No fechamento deste ano a Prefeitura de Itaúna deve passar com empenhos a pagar girando em torno de R$ 10 milhões. Essa dívida, segundo analistas, foi gerada neste primeiro ano da administração e não é resultado de dívida herdada, como deixam a entender algumas afirmações de membros da atual administração. A atual equipe administrativa tem afirmado que “fez o dever de casa”, como disse o prefeito Neider Moreira em várias oportunidades. Na página da Prefeitura (Portal da Transparência), no final da tarde de ontem, sexta-feira, 22, a relação de empenhos a pagar até o último dia útil do ano totaliza R$ 12.522.494,29. Como o Município deve ainda receber alguns recursos até o final da próxima semana, incluindo os cerca de R$ 2 milhões de repasses do ICMS, prometidos pelo Governo do Estado, a conta deve fechar em R$ 10 milhões.

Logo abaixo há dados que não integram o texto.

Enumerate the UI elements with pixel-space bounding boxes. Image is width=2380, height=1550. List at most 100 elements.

Em relação à alegada dívida herdada, membros da administração passada informaram à reportagem os seguintes números. Foram deixados em restos a pagar, R$ 12.900.000,00, conforme a atual administração tem alegado, “só que, em contrapartida, em caixa havia créditos de R$ 13.780.000,00”, o que dá um saldo de pouco mais de R$ 1 milhão. Para avalizar esta informação, lembram que em fevereiro, em audiência pública relativa ao quarto quadrimestre de 2016, o secretário de Finanças da Prefeitura, Warlei Eustáquio de Souza, disse que já haviam sido feitos todos os pagamentos dos “restos a pagar” deixados pela administração de Osmando. “Isso reafirma a informação de que deixamos dinheiro em caixa suficiente, pois em um mês não se arrecadaria os R$ 12.900.000,00 que dizem ter herdado em dívidas”, afirmou a fonte da FOLHA. Na ocasião, participou da audiência pública o vice-prefeito, Fernando Franco que, inclusive, dirigiu a pasta de Finanças por um período no governo de Osmando Pereira e é conhecedor da área.